What documents do I need to provide?
Documents you must provide include, but not limited to, the following:
- your current passport or other valid travel identification. You need a blank page in your passport for your visa. Your passport should be valid for the whole period of your stay in the UK.
- a certified translation of any documents that are not in English or Welsh.
We can guide you about your documents when you apply. Generally, it is advisable to provide the following:
- previous travel documents/passports, which show previous travel.
- financial documents showing that you have sufficient funds available. These must clearly show that you have access to the funds, such as:
- bank statements
- building society book
- proof of earnings such as a letter from employer confirming employment details (start date of employment, salary, role, company contact details)
- where a third party (who is either in the UK or who will be legally in the UK at the time of your visit) is providing financial support to you e.g. a business, a friend or a relative, documents to show they have sufficient resources to support you in addition to themselves and any dependant family should be provided
- confirmation of legal residence, if you are not a national of the country in which you are applying or your right to reside there is not included in your passport
- details of employment or studies where you have stated in your application that you are either employed or in full-time studies.
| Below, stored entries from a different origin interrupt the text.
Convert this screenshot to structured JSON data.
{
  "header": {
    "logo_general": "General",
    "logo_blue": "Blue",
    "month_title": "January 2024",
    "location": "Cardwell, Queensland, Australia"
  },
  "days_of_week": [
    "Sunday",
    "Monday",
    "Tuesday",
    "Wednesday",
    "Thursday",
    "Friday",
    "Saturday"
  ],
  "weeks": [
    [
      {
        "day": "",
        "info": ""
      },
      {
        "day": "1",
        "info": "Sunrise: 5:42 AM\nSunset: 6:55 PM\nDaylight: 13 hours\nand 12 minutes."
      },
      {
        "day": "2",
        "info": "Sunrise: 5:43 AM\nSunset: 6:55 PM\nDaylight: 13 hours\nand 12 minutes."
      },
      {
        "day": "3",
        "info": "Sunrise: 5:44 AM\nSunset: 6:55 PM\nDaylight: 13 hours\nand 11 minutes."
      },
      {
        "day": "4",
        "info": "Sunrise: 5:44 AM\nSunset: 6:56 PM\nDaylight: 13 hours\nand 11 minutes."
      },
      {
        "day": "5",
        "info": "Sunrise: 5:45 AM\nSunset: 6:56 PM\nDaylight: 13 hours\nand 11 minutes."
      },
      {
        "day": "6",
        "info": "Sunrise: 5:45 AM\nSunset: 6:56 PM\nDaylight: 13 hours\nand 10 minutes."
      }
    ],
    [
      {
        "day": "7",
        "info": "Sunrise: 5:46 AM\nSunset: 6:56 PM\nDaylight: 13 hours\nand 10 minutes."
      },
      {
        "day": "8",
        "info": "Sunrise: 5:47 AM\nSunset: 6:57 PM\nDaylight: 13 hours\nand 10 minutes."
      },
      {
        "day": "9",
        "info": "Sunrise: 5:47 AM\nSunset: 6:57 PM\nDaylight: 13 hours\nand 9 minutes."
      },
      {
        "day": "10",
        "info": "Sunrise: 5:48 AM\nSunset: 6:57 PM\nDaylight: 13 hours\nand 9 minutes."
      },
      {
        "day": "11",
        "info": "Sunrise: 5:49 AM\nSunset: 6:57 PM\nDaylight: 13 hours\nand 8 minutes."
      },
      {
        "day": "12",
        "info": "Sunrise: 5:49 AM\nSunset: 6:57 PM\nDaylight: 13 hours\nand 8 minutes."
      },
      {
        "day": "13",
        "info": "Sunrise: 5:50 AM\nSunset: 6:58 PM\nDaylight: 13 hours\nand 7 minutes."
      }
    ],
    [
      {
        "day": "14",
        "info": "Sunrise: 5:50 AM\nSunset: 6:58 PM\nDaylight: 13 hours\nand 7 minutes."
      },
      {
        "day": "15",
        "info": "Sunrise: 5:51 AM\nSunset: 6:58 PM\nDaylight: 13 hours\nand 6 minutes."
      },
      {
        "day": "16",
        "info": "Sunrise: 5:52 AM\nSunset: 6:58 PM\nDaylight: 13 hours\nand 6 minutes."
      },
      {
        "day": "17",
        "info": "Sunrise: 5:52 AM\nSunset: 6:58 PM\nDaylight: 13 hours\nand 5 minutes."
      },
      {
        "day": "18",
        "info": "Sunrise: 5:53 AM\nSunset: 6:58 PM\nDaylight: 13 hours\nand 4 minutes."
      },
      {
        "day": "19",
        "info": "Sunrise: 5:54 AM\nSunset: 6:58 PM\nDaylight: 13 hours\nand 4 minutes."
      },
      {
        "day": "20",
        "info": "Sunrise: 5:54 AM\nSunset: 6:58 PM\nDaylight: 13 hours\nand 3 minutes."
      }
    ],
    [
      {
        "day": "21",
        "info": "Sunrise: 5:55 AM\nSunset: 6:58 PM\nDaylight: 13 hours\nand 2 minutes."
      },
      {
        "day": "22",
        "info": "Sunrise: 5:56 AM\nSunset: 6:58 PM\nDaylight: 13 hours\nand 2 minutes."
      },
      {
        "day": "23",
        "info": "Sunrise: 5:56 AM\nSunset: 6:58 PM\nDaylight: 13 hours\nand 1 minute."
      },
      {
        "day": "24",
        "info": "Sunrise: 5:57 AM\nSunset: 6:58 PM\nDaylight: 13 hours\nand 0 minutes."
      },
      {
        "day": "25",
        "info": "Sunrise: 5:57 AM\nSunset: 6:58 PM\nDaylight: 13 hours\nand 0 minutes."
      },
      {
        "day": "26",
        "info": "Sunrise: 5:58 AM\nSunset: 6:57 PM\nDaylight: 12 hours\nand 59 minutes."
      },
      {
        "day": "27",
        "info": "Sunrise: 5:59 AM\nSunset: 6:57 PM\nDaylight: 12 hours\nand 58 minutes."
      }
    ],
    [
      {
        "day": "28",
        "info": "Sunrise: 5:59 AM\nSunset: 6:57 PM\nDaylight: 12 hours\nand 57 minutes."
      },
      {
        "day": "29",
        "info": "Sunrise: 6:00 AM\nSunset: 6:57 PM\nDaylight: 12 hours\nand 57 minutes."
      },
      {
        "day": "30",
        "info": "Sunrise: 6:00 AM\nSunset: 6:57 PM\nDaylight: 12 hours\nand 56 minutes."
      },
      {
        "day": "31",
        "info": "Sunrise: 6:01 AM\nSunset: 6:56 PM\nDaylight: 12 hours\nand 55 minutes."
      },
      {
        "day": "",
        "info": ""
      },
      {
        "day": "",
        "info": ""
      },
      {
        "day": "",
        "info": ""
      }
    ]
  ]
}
This could include:
- a letter from your employer on company headed paper, detailing your role, salary and length of employment
- a letter from your education provider, on headed paper, confirming your enrolment and leave of absence
- if self-employed: business registration documents confirming the business owner's name and the date the business started trading
- business activities - where you are coming to the UK in order to undertake activities relating to your occupation/employment outside the UK you should submit documents showing what you will be doing in the UK, including any letters from inviting organisations. For example:
- any business activities, e.g. letter from your employer outlining the reason for your visit, who you will be meeting and details of any payment/expenses
- for performances and entertainment visitors, whether you work in this area as a professional or amateur, and what and where you will be performing
- under 18s - we strongly recommend you submit the following information otherwise it may delay consideration of your application:
- a Birth Certificate or legal document (such as adoption papers) showing the relationship between you and your parent or guardian
- if travelling unaccompanied or with someone other than your parent or guardian you should provide:
- a signed letter from your parent(s) confirming details of anyone accompanying you, and details of care and accommodation arranged in the UK
- a copy of your parent(s) or legal guardian's biographical page of their passport, which includes their signature and passport number if your parent(s) do not have a passport then you must provide another official document which bears their signature
Additional documents for specific types of visitors
This section sets out additional types of documents that you must submit if you are visiting for one of the following reasons.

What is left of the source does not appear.